In vitro culture on Matrigel favors the long-term maintenance of rat zona glomerulosa-cell differentiated phenotype

Zona glomerulosa (ZG) cells cultured on plastic within few days dedifferentiate losing their capacity to secrete aldosterone (ALDO) in appreciable amounts. Evidence indicates that extracellular matrix modulates the secretory behavior of adrenocortical cells cultured in vitro. Hence, we compared the morphology and function of rat ZG cells grown on plastic and Matrigel basement membrane matrix (hereinafter Matrigel) for up to 12 days. At day 3, no significant differences were observed between cells cultured on plastic and Matrigel. Starting from day 6, ZG cells cultured on plastic lost their ultrastructural differentiated features (mitochondria with tubular cristae, smooth endoplasmic reticulum cisternae and lipid droplets), exhibiting a fibroblast-like appearance. The mRNA expression of the main steroidogenic enzymes, as evaluated by real-time polymerase chain reaction, the baseline secretion of ALDO and other post-pregnenolone hormones, as evaluated by high pressure liquid chromatography, and the secretory response to ACTH, angiotensin-II and K(+), as evaluated by radioimmunoassay, displayed a time-dependent decrease.
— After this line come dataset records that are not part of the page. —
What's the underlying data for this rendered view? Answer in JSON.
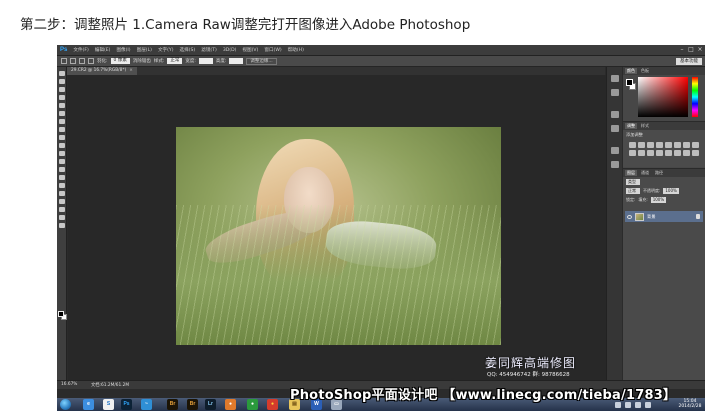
{
  "caption": "第二步：调整照片 1.Camera Raw调整完打开图像进入Adobe Photoshop",
  "app": {
    "logo": "Ps",
    "menu": [
      "文件(F)",
      "编辑(E)",
      "图像(I)",
      "图层(L)",
      "文字(Y)",
      "选择(S)",
      "滤镜(T)",
      "3D(D)",
      "视图(V)",
      "窗口(W)",
      "帮助(H)"
    ],
    "window_controls": [
      "–",
      "□",
      "×"
    ]
  },
  "options": {
    "feather_label": "羽化:",
    "feather_value": "0 像素",
    "antialias_label": "消除锯齿",
    "style_label": "样式:",
    "style_value": "正常",
    "width_label": "宽度:",
    "height_label": "高度:",
    "refine_button": "调整边缘...",
    "workspace": "基本功能"
  },
  "document": {
    "tab_title": "29.CR2 @ 16.7%(RGB/8*)",
    "close": "×",
    "zoom": "16.67%",
    "info": "文档:61.2M/61.2M"
  },
  "panels": {
    "color_tabs": [
      "颜色",
      "色板"
    ],
    "adjust_tabs": [
      "调整",
      "样式"
    ],
    "adjust_title": "添加调整",
    "layers_tabs": [
      "图层",
      "通道",
      "路径"
    ],
    "kind_label": "类型",
    "blend_mode": "正常",
    "opacity_label": "不透明度:",
    "opacity_value": "100%",
    "lock_label": "锁定:",
    "fill_label": "填充:",
    "fill_value": "100%",
    "layer_name": "背景"
  },
  "watermark": {
    "logo": "姜同辉高端修图",
    "qq": "QQ: 454946742   群: 98786628"
  },
  "banner": "PhotoShop平面设计吧 【www.linecg.com/tieba/1783】",
  "taskbar": {
    "icons": [
      {
        "label": "e",
        "color": "#3c8ee0",
        "text_color": "#ffffff"
      },
      {
        "label": "S",
        "color": "#f0f0f0",
        "text_color": "#1a6fc4"
      },
      {
        "label": "Ps",
        "color": "#0c2236",
        "text_color": "#31a8ff"
      },
      {
        "label": "~",
        "color": "#2f8fd6",
        "text_color": "#ffffff"
      },
      {
        "label": "Br",
        "color": "#1b1406",
        "text_color": "#e8a33c"
      },
      {
        "label": "Br",
        "color": "#1b1406",
        "text_color": "#e8a33c"
      },
      {
        "label": "Lr",
        "color": "#0e1d2b",
        "text_color": "#86c7ef"
      },
      {
        "label": "●",
        "color": "#e07a2c",
        "text_color": "#ffffff"
      },
      {
        "label": "●",
        "color": "#2a9a3c",
        "text_color": "#ffffff"
      },
      {
        "label": "●",
        "color": "#d43b2c",
        "text_color": "#ffd43b"
      },
      {
        "label": "▤",
        "color": "#e8c55a",
        "text_color": "#6a4a10"
      },
      {
        "label": "W",
        "color": "#2b5fb7",
        "text_color": "#ffffff"
      },
      {
        "label": "▭",
        "color": "#9aa8bc",
        "text_color": "#ffffff"
      }
    ],
    "clock_time": "15:04",
    "clock_date": "2014/2/28"
  }
}
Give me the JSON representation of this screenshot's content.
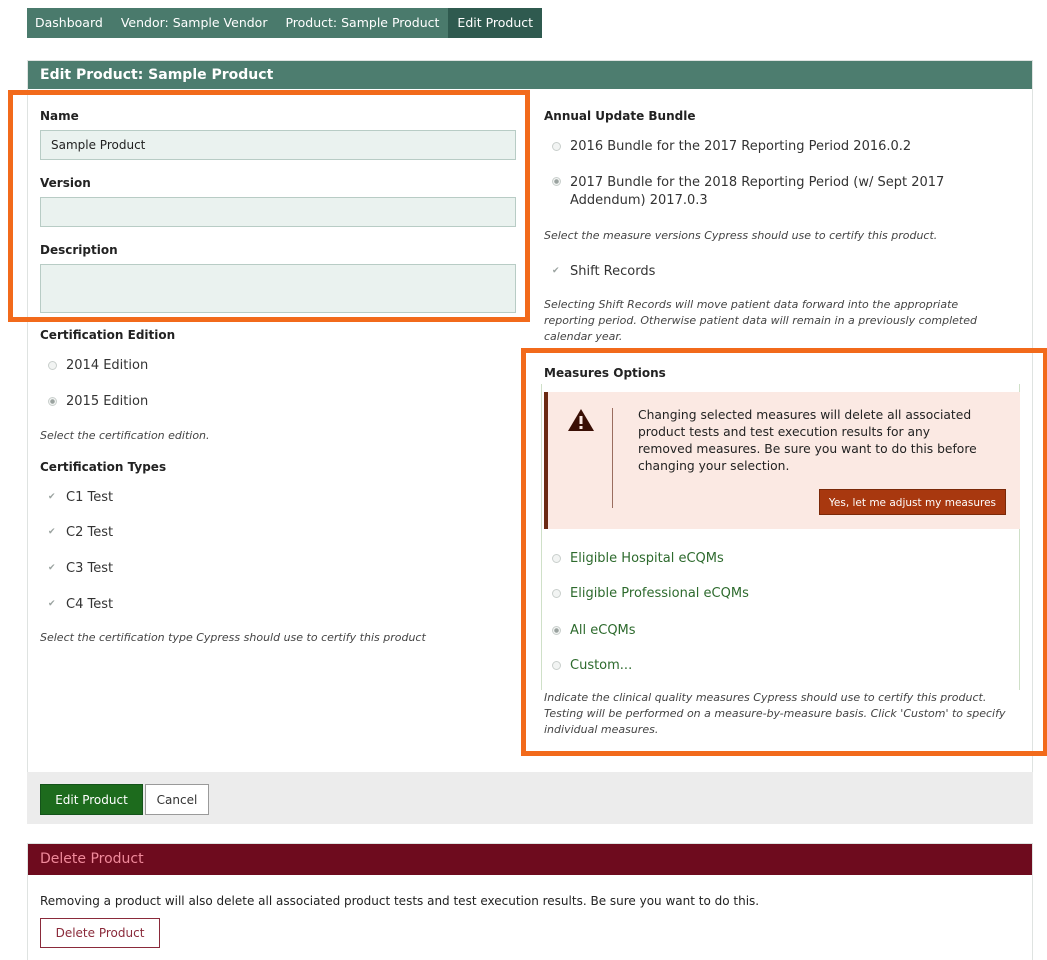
{
  "breadcrumb": {
    "items": [
      "Dashboard",
      "Vendor: Sample Vendor",
      "Product: Sample Product",
      "Edit Product"
    ]
  },
  "panel": {
    "title": "Edit Product: Sample Product"
  },
  "form": {
    "name_label": "Name",
    "name_value": "Sample Product",
    "version_label": "Version",
    "version_value": "",
    "description_label": "Description",
    "description_value": ""
  },
  "certification_edition": {
    "label": "Certification Edition",
    "options": [
      "2014 Edition",
      "2015 Edition"
    ],
    "selected": "2015 Edition",
    "help": "Select the certification edition."
  },
  "certification_types": {
    "label": "Certification Types",
    "options": [
      "C1 Test",
      "C2 Test",
      "C3 Test",
      "C4 Test"
    ],
    "checked": [
      "C1 Test",
      "C2 Test",
      "C3 Test",
      "C4 Test"
    ],
    "help": "Select the certification type Cypress should use to certify this product"
  },
  "annual_update_bundle": {
    "label": "Annual Update Bundle",
    "options": [
      "2016 Bundle for the 2017 Reporting Period 2016.0.2",
      "2017 Bundle for the 2018 Reporting Period (w/ Sept 2017 Addendum) 2017.0.3"
    ],
    "selected": "2017 Bundle for the 2018 Reporting Period (w/ Sept 2017 Addendum) 2017.0.3",
    "help": "Select the measure versions Cypress should use to certify this product."
  },
  "shift_records": {
    "label": "Shift Records",
    "checked": true,
    "help": "Selecting Shift Records will move patient data forward into the appropriate reporting period. Otherwise patient data will remain in a previously completed calendar year."
  },
  "measures_options": {
    "label": "Measures Options",
    "warning_text": "Changing selected measures will delete all associated product tests and test execution results for any removed measures. Be sure you want to do this before changing your selection.",
    "warning_button": "Yes, let me adjust my measures",
    "options": [
      "Eligible Hospital eCQMs",
      "Eligible Professional eCQMs",
      "All eCQMs",
      "Custom..."
    ],
    "selected": "All eCQMs",
    "help": "Indicate the clinical quality measures Cypress should use to certify this product. Testing will be performed on a measure-by-measure basis. Click 'Custom' to specify individual measures."
  },
  "footer": {
    "submit": "Edit Product",
    "cancel": "Cancel"
  },
  "delete": {
    "title": "Delete Product",
    "text": "Removing a product will also delete all associated product tests and test execution results. Be sure you want to do this.",
    "button": "Delete Product"
  },
  "colors": {
    "header_green": "#4d7d6f",
    "primary_green": "#1d6b1d",
    "delete_header": "#6e0b1e",
    "warning_button": "#a8380f",
    "highlight_orange": "#f26a1b"
  }
}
Matrigel was found to maintain unchanged both the ultrastructure and the expresion of steroidogenic enzymes of ZG cells until day 12 of culture. Baseline and agonist-stimulated steroid-hormone secretion decreased with the duration of culture on Matrigel, but was always higher than that of ZG cells grown on plastic. Hence, our study clearly indicates that the culture on Matrigel favors the maintenance of rat ZG-cell differentiated phenotype, allowing the conclusion that this technique is suitable for long-term in vitro investigations.